Betty Ford Alpine Gardens host Colorado Natural Heritage Program botanist Oct. 14 |

Betty Ford Alpine Gardens host Colorado Natural Heritage Program botanist Oct. 14

Daily staff report
The Betty Ford Alpine Gardens have nearly 3,000 species of high-alpine plants outside, and the alpine house at the Education Center houses some of the rarest plants in North America.
Townsend Bessent | | Townsend Bessent | Townsend@vail

If you go ...

Who: Botanist Susan Panjabi, of the Colorado Natural Heritage Program.

Where: Betty Ford Alpine Gardens Education Center, Vail.

When: Saturday, Oct. 14, from 5:30 to 7:30 p.m.

Cost: $15 in advance ($20 day-of), includes appetizers, beer and wine.

More information: Visit or call 970-746-0103, ext. 3.

Colorado is home to 117 plant species considered to be globally imperiled and vulnerable to extinction. Of those, 68 species are found only in our Mile High state and nowhere else in the world. These species are located in narrow strips of land that comprise less than .001 percent of Colorado’s land mass.

Conservation of these distinctive plants is critical to their survival.

To gain a deeper understanding and appreciation for Colorado’s rare plants, Betty Ford Alpine Gardens is hosting Susan Panjabi, botanist at the Colorado Natural Heritage Program, for an Intimate Evening at the Gardens on Saturday, Oct. 14, from 5:30 to 7:30 p.m. at the Education Center.

Advanced tickets are $15 (day-of are $20) and includes appetizers, beer and wine. Supporting members of Betty Ford Alpine Gardens receive a 10 percent discount. Tickets are available on the Alpine Gardens’ calendar at or by calling 970-476-0103, ext. 3.


Panjabi has focused her research and studies on rare plants of Colorado for the past 20 years. She is the principal author of the “Colorado Rare Plant Field Guide” and works with a state-wide team of botanists on the Colorado Rare Plant Conservation Initiative to boost the effectiveness of rare plant protection efforts across Colorado.

There is no typical day at the office for Panjabi. She climbs peaks as high as 13,000 feet to identify the smallest, toughest plants in some of Colorado’s uncommon habitats including the Great Sand Dunes National Monument and the shale limestone in Rifle.

Identifying and quantifying the new and existing populations is an important step to conserving and protecting the unique species.

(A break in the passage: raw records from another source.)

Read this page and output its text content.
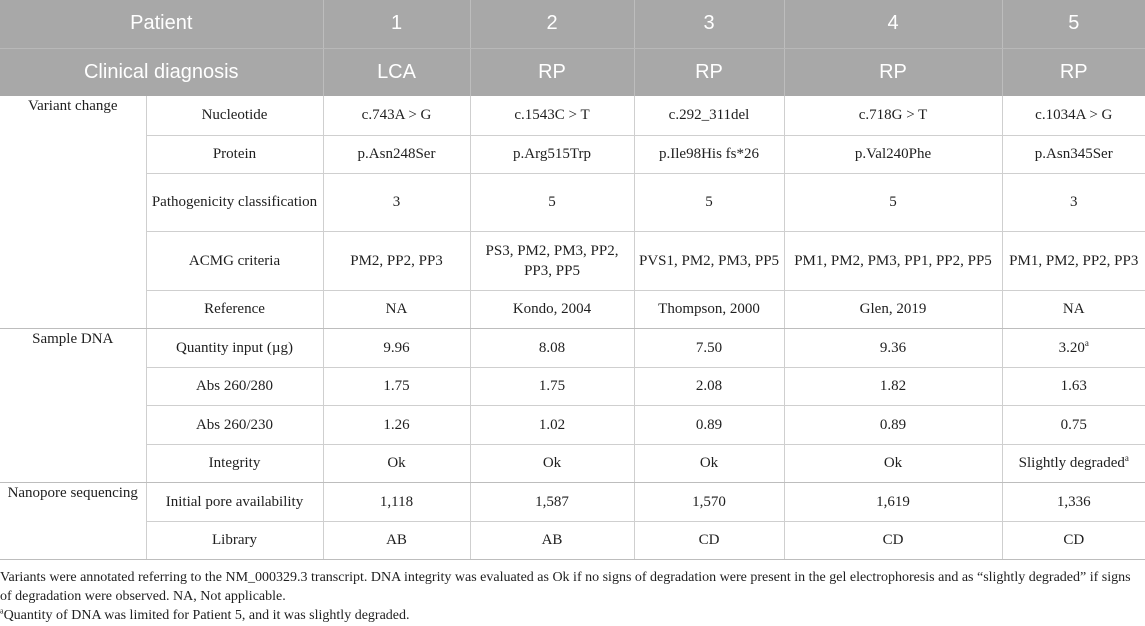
Patient		1	2	3	4	5
Clinical diagnosis		LCA	RP	RP	RP	RP
Variant change	Nucleotide	c.743A > G	c.1543C > T	c.292_311del	c.718G > T	c.1034A > G
	Protein	p.Asn248Ser	p.Arg515Trp	p.Ile98His fs*26	p.Val240Phe	p.Asn345Ser
	Pathogenicity classification	3	5	5	5	3
	ACMG criteria	PM2, PP2, PP3	PS3, PM2, PM3, PP2, PP3, PP5	PVS1, PM2, PM3, PP5	PM1, PM2, PM3, PP1, PP2, PP5	PM1, PM2, PP2, PP3
	Reference	NA	Kondo, 2004	Thompson, 2000	Glen, 2019	NA
Sample DNA	Quantity input (µg)	9.96	8.08	7.50	9.36	3.20$^a$
	Abs 260/280	1.75	1.75	2.08	1.82	1.63
	Abs 260/230	1.26	1.02	0.89	0.89	0.75
	Integrity	Ok	Ok	Ok	Ok	Slightly degraded$^a$
Nanopore sequencing	Initial pore availability	1,118	1,587	1,570	1,619	1,336
	Library	AB	AB	CD	CD	CD

Variants were annotated referring to the NM_000329.3 transcript. DNA integrity was evaluated as Ok if no signs of degradation were present in the gel electrophoresis and as “slightly degraded” if signs of degradation were observed. NA, Not applicable.

$^a$Quantity of DNA was limited for Patient 5, and it was slightly degraded.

Panjabi knows the characteristic of rare plants, what they look like, where they are located and threats that exist.

The Colorado Natural Heritage Program also monitors Colorado’s rare and imperiled species and habitats. It provides scientific expertise and research promoting the conservation of the state’s wealth of biological resources. Established in 1979, the Colorado Natural Heritage Program is a nonprofit scientific organization affiliated with the Warner College of Natural Resources at Colorado State University.


Betty Ford Alpine Gardens is Vail’s botanical garden.

It is also considered the highest, most prestigious alpine botanical garden in the world. Visitors can freely wander around the 5 acres of outdoor gardens, the Education Center and the Alpine House. The Gardens is open throughout the year and provides guided and unguided snowshoe tours in the winter.